The interest in health care started early for Neil, who flirted with the idea of becoming a doctor before realizing he could make a larger impact with his technological talents.

“I grew up in Singapore and India, and that's where my ideas about how I want to spend my time formed. Doing community service in Delhi, we had a nursing station, and I was drawn to medical needs,” Neil says. “I knew I wanted to work in health care, but I didn't know that I wanted to be a computer scientist. I thought about medical school before I realized that I'm actually better at computer science than I am on the biology side.

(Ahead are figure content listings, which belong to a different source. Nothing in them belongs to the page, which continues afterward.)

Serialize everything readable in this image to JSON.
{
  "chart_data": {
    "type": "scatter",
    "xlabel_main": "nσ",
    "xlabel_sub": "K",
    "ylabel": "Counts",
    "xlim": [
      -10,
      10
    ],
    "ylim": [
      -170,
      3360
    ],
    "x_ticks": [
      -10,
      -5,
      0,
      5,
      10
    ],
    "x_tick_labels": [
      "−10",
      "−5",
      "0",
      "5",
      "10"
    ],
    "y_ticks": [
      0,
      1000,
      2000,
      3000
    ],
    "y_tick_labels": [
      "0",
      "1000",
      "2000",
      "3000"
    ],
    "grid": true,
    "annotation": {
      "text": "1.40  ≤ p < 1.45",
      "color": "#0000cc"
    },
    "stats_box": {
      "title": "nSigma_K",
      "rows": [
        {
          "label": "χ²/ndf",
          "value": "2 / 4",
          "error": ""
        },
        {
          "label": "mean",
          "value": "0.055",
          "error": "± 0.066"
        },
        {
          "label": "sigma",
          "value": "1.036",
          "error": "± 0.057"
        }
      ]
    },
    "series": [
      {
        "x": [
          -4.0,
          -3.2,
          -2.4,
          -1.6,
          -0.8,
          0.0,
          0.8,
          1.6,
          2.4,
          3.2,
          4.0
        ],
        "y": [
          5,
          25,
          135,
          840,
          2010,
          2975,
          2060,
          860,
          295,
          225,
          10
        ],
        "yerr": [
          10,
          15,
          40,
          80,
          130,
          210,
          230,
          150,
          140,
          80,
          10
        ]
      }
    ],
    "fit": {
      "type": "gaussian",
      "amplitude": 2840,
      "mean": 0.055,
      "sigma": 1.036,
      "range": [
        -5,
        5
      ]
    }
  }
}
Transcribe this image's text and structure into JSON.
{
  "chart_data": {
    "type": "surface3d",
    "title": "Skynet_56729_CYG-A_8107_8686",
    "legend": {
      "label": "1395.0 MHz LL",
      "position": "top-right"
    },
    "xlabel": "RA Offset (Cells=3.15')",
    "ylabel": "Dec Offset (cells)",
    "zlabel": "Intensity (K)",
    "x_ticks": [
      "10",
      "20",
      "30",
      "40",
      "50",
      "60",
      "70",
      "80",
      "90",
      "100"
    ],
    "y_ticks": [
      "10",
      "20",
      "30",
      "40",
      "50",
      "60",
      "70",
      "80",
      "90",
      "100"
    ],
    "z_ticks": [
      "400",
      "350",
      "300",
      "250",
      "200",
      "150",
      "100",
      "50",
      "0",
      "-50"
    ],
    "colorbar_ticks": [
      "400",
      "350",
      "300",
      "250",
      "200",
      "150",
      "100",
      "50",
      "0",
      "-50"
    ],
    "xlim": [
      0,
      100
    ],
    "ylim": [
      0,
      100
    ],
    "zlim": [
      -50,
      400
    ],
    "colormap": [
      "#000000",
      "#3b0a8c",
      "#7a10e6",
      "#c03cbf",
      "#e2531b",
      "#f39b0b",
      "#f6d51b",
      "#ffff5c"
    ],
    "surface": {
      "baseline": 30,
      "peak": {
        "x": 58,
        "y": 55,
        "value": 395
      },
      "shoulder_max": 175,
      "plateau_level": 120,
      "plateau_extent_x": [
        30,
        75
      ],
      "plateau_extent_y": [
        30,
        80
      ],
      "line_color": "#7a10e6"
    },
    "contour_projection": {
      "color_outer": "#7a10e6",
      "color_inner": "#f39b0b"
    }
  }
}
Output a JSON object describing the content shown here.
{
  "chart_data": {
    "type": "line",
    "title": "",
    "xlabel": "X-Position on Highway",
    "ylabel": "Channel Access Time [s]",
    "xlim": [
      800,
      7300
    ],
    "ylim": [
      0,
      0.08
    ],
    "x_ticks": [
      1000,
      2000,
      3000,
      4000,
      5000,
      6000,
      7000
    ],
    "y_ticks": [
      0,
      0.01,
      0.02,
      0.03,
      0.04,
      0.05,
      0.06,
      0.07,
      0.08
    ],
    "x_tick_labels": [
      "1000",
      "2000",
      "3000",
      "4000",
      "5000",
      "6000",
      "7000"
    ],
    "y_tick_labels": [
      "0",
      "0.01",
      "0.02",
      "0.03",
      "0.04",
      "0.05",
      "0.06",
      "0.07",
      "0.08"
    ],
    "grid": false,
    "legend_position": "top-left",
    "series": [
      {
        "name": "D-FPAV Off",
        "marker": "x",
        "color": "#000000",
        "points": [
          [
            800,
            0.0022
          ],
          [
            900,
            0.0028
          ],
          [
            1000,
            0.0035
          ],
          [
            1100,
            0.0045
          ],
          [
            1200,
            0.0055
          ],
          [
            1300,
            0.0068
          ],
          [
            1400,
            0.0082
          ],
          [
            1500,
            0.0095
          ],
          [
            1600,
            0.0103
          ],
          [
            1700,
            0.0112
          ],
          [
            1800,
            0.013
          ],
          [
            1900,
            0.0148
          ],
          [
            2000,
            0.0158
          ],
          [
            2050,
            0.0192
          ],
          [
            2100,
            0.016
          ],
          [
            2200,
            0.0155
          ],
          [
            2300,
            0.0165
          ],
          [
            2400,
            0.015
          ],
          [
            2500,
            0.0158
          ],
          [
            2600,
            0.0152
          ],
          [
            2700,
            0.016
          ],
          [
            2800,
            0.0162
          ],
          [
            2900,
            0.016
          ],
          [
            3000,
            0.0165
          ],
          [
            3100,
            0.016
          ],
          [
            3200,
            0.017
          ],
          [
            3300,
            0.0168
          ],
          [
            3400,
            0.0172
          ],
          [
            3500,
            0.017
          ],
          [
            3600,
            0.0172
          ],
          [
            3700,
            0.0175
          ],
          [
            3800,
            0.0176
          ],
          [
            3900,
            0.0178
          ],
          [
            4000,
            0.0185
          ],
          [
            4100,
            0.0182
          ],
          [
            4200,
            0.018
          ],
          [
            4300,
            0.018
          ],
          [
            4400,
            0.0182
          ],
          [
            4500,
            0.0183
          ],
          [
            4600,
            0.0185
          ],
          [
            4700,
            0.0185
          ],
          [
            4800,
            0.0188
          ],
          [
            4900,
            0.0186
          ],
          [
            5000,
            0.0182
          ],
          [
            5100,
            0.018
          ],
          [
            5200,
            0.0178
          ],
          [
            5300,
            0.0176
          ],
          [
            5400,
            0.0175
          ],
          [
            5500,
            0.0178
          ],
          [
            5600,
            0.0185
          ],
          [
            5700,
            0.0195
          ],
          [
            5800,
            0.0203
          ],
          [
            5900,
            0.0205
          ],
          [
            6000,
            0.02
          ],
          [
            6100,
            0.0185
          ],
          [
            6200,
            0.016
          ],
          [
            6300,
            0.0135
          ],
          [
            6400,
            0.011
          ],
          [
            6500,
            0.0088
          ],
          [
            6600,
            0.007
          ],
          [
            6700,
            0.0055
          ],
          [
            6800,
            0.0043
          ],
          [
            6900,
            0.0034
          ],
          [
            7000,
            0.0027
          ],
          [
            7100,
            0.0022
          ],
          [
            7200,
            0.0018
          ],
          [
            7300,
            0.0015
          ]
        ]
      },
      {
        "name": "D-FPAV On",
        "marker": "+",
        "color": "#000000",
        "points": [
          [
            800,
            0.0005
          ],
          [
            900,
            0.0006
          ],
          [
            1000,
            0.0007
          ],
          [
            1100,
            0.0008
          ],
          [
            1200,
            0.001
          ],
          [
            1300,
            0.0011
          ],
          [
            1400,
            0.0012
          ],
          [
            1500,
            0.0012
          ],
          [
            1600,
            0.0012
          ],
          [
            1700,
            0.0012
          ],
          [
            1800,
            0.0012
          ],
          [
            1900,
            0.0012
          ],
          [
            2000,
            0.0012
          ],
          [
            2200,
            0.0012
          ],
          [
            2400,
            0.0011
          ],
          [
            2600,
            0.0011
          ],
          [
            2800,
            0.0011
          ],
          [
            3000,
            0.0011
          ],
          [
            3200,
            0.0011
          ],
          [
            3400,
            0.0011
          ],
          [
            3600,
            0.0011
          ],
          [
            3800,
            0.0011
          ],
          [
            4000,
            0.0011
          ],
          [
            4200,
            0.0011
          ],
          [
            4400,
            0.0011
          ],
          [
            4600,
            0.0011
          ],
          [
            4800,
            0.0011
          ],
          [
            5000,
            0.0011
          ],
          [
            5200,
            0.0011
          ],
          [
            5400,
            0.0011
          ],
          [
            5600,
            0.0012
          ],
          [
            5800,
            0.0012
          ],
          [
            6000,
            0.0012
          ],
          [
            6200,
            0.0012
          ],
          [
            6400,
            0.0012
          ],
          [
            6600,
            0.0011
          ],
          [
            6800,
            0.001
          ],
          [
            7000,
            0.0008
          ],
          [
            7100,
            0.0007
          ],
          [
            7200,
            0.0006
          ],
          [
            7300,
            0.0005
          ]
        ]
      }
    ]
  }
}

It’s where work becomes play for me, so I stuck with technology.”

Neil’s passion for computer science was, of course, unleashed during his undergraduate experience at Carnegie Mellon.

“CMU gave me the technical skills, but they also gave me a way to think,” he says. “They teach students to approach the world, look at problems and make an impact. Health care is a very complex system, and CMU taught me how to reduce problems to a handful of organizing principles. There are a lot of surface-level problems that I see people trying to solve, but to make real impact, you have to ask more broadly 'why does the system work the way it does.’”

“CMU put that foundation of critical thinking that allowed me to get where I am.”